UPDATE [11/01/21]: Apple and Hyundai are reportedly negotiating a deal to produce the beta version of the self-driving electric cars… and as early as 2022. Set to be finalised in March this year, this apparently entails building a US-based factory capable of delivering 400,000 vehicles each year. For reference, after years of scaling up, Tesla only managed to deliver almost 500,000 in 2020.
Project Titan was established by Apple in 2014 to develop its very own consumer vehicle featuring “breakthrough battery technology” (there’s an iPhone joke here somewhere to do with Apple Cars, I know). The entire endeavour was apparently shelved two years later as rumours of leadership problems and undisclosed logistical hurdles surfaced. Eventually, close to 200 of the 1,000 originally assigned employees were laid off.
During the interim, the world’s most valuable company withdrew to focus on the software side of things and recalibrate. In 2018, Tesla engineering chief Doug Field reprised his role as Apple Vice President to oversee Project Titan, steering the proverbial ship into a new direction. Given the fresh reports published by Reuters that Apple is tentatively circling a 2024 launch date for its self-driving cars, we can only assume the recalibration process has yielded substantial results.
Positioned to rival Alphabet’s driverless robotaxis – Waymo – the online world has been abuzz with anticipation, due in great part to what has been revealed by anonymous inside sources. Central to the Apple vehicle’s success is a brand new battery design which could “radically” reduce costs and potentially increase range. At the moment, the objective is to pack more active material inside the aforementioned batteries. Engineers are closely examining the chemistry of lithium iron phosphate – or LFP – which is less likely to overheat and far safer than other types of lithium-ion batteries.
Where there’s ambition, there’s scepticism. And negative chatter in the context of the renewed Project Titan involves whether an operation which has never delved into car production will be able to actually pull this off – citing the fact that it took Elon Musk 17 years before finally turning a sustained profit as a newcomer in the extremely cut-throat automotive game.
“In order to have a viable assembly plant, you need 100,000 vehicles annually, with more volume to come,” says an unnamed commentator.
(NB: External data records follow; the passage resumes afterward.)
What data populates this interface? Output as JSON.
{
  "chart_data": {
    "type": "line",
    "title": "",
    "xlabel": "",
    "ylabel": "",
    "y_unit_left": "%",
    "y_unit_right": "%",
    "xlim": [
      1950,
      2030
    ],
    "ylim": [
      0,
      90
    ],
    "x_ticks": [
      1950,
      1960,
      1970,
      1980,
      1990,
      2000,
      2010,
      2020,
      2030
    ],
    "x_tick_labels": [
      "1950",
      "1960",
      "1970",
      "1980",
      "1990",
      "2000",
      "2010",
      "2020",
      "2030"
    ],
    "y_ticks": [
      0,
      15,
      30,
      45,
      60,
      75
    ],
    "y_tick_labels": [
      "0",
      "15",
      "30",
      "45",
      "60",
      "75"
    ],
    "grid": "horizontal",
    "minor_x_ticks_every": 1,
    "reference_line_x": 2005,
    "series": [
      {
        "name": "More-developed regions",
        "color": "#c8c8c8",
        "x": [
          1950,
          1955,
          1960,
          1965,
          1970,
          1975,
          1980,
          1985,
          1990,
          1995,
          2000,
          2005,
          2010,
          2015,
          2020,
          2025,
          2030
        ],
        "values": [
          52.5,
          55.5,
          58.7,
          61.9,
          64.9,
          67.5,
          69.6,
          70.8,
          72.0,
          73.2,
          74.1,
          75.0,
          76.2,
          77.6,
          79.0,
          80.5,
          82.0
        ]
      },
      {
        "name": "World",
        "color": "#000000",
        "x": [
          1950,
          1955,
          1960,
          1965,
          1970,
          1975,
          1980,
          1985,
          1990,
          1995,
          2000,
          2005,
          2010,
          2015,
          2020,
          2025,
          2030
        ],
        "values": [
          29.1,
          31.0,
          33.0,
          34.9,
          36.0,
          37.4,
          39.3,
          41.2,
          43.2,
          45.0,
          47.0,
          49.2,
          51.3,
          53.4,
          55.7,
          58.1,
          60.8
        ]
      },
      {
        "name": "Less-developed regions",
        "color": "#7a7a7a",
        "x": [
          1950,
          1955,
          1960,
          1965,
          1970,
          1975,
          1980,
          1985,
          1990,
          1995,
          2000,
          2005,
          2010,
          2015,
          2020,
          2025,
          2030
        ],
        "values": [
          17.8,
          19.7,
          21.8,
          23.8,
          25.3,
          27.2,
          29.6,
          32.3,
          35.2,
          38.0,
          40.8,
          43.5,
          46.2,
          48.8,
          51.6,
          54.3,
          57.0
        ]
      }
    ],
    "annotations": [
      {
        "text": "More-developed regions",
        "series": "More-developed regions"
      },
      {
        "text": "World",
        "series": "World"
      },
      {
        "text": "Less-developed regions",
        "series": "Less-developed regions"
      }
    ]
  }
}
But many are confident that Apple’s deep pockets as well as its proclivity for expanding its verticals – i.e. entertainment, health – could be a solid indicator for success.
“If there is one company on the planet that has the resources to do that, it’s probably Apple,” notes a former Project Titan team member.
“But at the same time, it’s not a cell phone.”
”It’s next level,” adds yet another unnamed employee, in reference to Apple’s battery technology.
“Like the first time you saw the iPhone.”
Additionally, sources have mentioned the inclusion of multiple lidar sensors to scan varying distances and provide a 3D view of the road, which may be delivered by both outside partners and derived internally; the latter of which has already been accomplished/demonstrated with this year’s iPhone 12 Pro and iPad Pro models.
It’s unclear who will be named the manufacturing partner to assemble the Apple-branded cars at this stage – and as per CNBC, there’s still a chance the scope of the total efforts will be reduced by integrating the company’s autonomous driving system within vehicles from a traditional automaker (as opposed to building from scratch). Apple has obviously declined to comment.
We’ll keep you updated as the details come.